On Sunday, The New York Times ran a long story on page one by Alan Schwarz headlined, "Drowned in a Stream of Prescriptions." It is about a 24-year-old college graduate named Richard Fee who was "getting dangerously addicted" to the ADHD medication Adderall. (That characterization came from his mother, not a doctor.) The young man later committed suicide.
It's impossible to know whether taking Adderall contributed to the suicide, or whether Fee's suicide was caused by withdrawal from Adderall. But Schwarz seems to know:
…after becoming violently delusional and spending a week in a psychiatric hospital in 2011, Richard met with his doctor and received prescriptions for 90 more days of Adderall. He hanged himself in his bedroom closet two weeks after they expired.
That doesn't say withdrawal from Adderall caused Fee's suicide, but it certainly implies it.
The details in the story are gripping; Schwarz does an excellent job of reporting. But the overall approach of the story is what we've read so many times before: Over use of psychiatric medications is killing children and adults. Doctors too easily diagnosis ADHD, and they too easily dispense prescriptions.
The Times in particular has made this an act of faith, running story after story over the years showing the damage misuse of these drugs can cause. Schwarz himself wrote an earlier piece about the overuse of Adderall on page one of the Times on June 9, 2012 under the headline "Risky Rise of the Good-Grade Pill." Duff Wilson wrote a similar story on Sept. 2, 2010.
All of these stories are accurate: Overuse of the drugs can cause serious problems, and it is a national crisis.
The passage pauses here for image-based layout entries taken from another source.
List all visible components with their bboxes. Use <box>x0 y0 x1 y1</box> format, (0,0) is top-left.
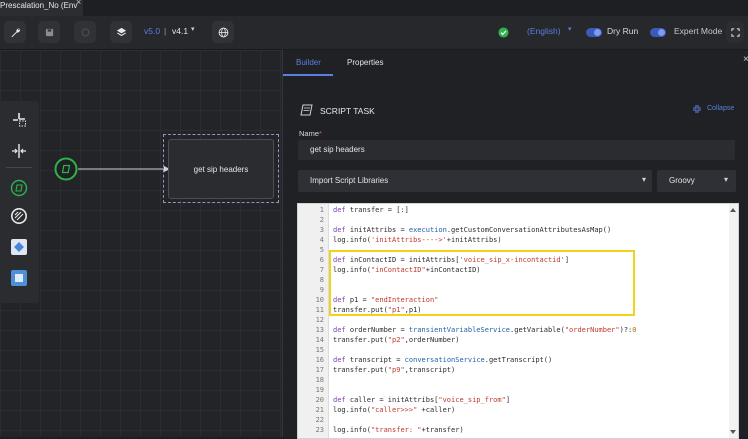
editor-scrollbar[interactable] <box>729 204 738 438</box>
collapse-button[interactable]: Collapse <box>707 105 734 112</box>
task-node-label: get sip headers <box>193 164 249 174</box>
close-icon[interactable]: × <box>76 0 81 8</box>
code-text: transfer.put("p2",orderNumber) <box>333 336 460 344</box>
name-field[interactable]: get sip headers <box>298 140 735 160</box>
expand-button[interactable] <box>726 21 744 43</box>
code-text: log.info('initAttribs---->'+initAttribs) <box>333 236 502 244</box>
line-number: 23 <box>315 426 324 434</box>
status-ok-icon <box>498 27 509 38</box>
history-icon <box>80 27 90 37</box>
line-number: 1 <box>319 206 324 214</box>
line-number: 8 <box>319 276 324 284</box>
layers-button[interactable] <box>110 21 132 43</box>
line-number: 22 <box>315 416 324 424</box>
import-script-libraries-select[interactable]: Import Script Libraries ▾ <box>298 170 652 192</box>
line-number: 18 <box>315 376 324 384</box>
line-number: 9 <box>319 286 324 294</box>
tab-properties[interactable]: Properties <box>347 58 383 67</box>
wrench-button[interactable] <box>4 21 26 43</box>
code-text: def transcript = conversationService.get… <box>333 356 553 364</box>
end-event-icon[interactable] <box>9 206 29 226</box>
script-language-select[interactable]: Groovy ▾ <box>657 170 736 192</box>
code-text: log.info("caller>>>" +caller) <box>333 406 456 414</box>
gateway-icon[interactable] <box>9 237 29 257</box>
element-palette <box>0 101 39 303</box>
save-icon <box>45 28 53 36</box>
code-text: def initAttribs = execution.getCustomCon… <box>333 226 612 234</box>
line-number: 2 <box>319 216 324 224</box>
save-button[interactable] <box>38 21 60 43</box>
code-text: def orderNumber = transientVariableServi… <box>333 326 637 334</box>
line-number: 4 <box>319 236 324 244</box>
code-editor[interactable]: 1 def transfer = [:] 2 3 def initAttribs = e… <box>297 203 739 439</box>
process-tab[interactable]: Prescalation_No (Env × <box>0 0 83 16</box>
close-icon[interactable]: × <box>743 54 748 65</box>
line-number: 17 <box>315 366 324 374</box>
line-number: 6 <box>319 256 324 264</box>
toolbar: v5.0 | v4.1 ▾ (English) ▾ Dry Run Expert… <box>0 16 748 50</box>
layers-icon <box>116 27 126 36</box>
chevron-down-icon: ▾ <box>641 175 646 184</box>
script-task-node[interactable]: get sip headers <box>168 139 274 199</box>
scroll-down-icon[interactable] <box>730 430 736 434</box>
line-number: 3 <box>319 226 324 234</box>
script-task-icon[interactable] <box>9 268 29 288</box>
dry-run-label: Dry Run <box>607 26 639 36</box>
line-number: 20 <box>315 396 324 404</box>
chevron-down-icon[interactable]: ▾ <box>568 25 572 33</box>
active-tab-indicator <box>283 74 333 76</box>
chevron-down-icon[interactable]: ▾ <box>191 25 195 33</box>
name-label: Name* <box>299 129 322 138</box>
version-separator: | <box>164 26 167 36</box>
code-text: def transfer = [:] <box>333 206 409 214</box>
line-number: 14 <box>315 336 324 344</box>
chevron-down-icon: ▾ <box>723 175 728 184</box>
history-button[interactable] <box>74 21 96 43</box>
line-number: 11 <box>315 306 324 314</box>
line-number: 19 <box>315 386 324 394</box>
start-event-node[interactable] <box>54 157 78 181</box>
dry-run-toggle[interactable] <box>586 28 602 37</box>
line-number: 13 <box>315 326 324 334</box>
code-text: transfer.put("p9",transcript) <box>333 366 456 374</box>
code-text: def caller = initAttribs["voice_sip_from… <box>333 396 511 404</box>
hand-tool-icon[interactable] <box>9 110 29 130</box>
line-number: 16 <box>315 356 324 364</box>
line-number: 12 <box>315 316 324 324</box>
code-text: log.info("transfer: "+transfer) <box>333 426 464 434</box>
line-number: 15 <box>315 346 324 354</box>
process-canvas[interactable] <box>0 50 282 437</box>
space-tool-icon[interactable] <box>9 141 29 161</box>
start-event-icon[interactable] <box>9 178 29 198</box>
expand-icon <box>730 27 740 37</box>
wrench-icon <box>10 27 20 37</box>
scroll-up-icon[interactable] <box>730 208 736 212</box>
globe-icon <box>218 27 228 37</box>
line-number: 10 <box>315 296 324 304</box>
collapse-icon[interactable] <box>692 104 702 114</box>
globe-button[interactable] <box>212 21 234 43</box>
browser-tab-strip: Prescalation_No (Env × <box>0 0 748 16</box>
line-number: 5 <box>319 246 324 254</box>
line-number: 7 <box>319 266 324 274</box>
expert-mode-toggle[interactable] <box>650 28 666 37</box>
expert-mode-label: Expert Mode <box>674 26 723 36</box>
tab-builder[interactable]: Builder <box>296 58 321 67</box>
current-version: v5.0 <box>144 26 161 36</box>
process-tab-title: Prescalation_No (Env <box>0 1 78 10</box>
highlight-box <box>329 250 635 316</box>
section-title: SCRIPT TASK <box>320 106 375 116</box>
line-number: 21 <box>315 406 324 414</box>
script-icon <box>300 104 313 116</box>
version-select[interactable]: v4.1 <box>172 26 188 36</box>
language-select[interactable]: (English) <box>527 26 561 36</box>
But what fails to excite the imagination of Times editors and reporters is the other side of that crisis: Most children and adults in need of treatment for mental illness are being woefully undertreated or not getting any treatment.
I found a smart rebuttal to the Schwarz story at Scientific American, where an Indiana University cognitive science graduate student writes under the nom-de-blog melody. Under the headline "Yet Another Harrowing Story of White Collar Addiction," she calls Schwarz's story "alarmist," and writes:
Schwarz is a Pulitzer-prize nominated journalist, renowned for exposing the danger of concussive head injuries in football. More recently, he has cast that same critical eye on how attention-deficit disorder is diagnosed. The question is – to what end? Presumably – in the case of this story – to tighten the restrictions on how amphetamines are prescribed to adults, and to [warn] against the kind of negligence and lack of oversight that characterized Richard’s case. But there is a delicate balance to be struck here between serving the needs of the ADHD population, many of whom benefit tremendously from the regulated use of stimulants, and potential drug addicts, like Richard. It is also far from clear, given the nature of psychiatric nosology, that there are any surefire ways of stopping con-artists and addicts from gaming the system.
She argues that Schwarz "plays the apologist" for his subject, writing that Fee, a pre-med student, had persuaded himself the drugs he was taking were O.K. Melody calls this "nonsense": It's more likely he "faked or exaggerated his symptoms" and "artfully scammed careless doctors and drugstores" to support his addiction, she writes. And more:
Schwarz whitewashes Richard’s narrative in part because he wants to fault the system. But again, the question comes back to: What would tightening the reins on amphetamine actually do, in practice? It might prevent a “worst-case scenario” like Richard Fee, but at the expense of many actual sufferers going unmedicated.
As melody points out, the same is true for other mental illnesses; there are no tests for these disorders, and misdiagnosis is common–as is failure to treat. "The science needs to improve," she writes, "before the medicine can."
The Times should, now and then, take a look at the other side of the story.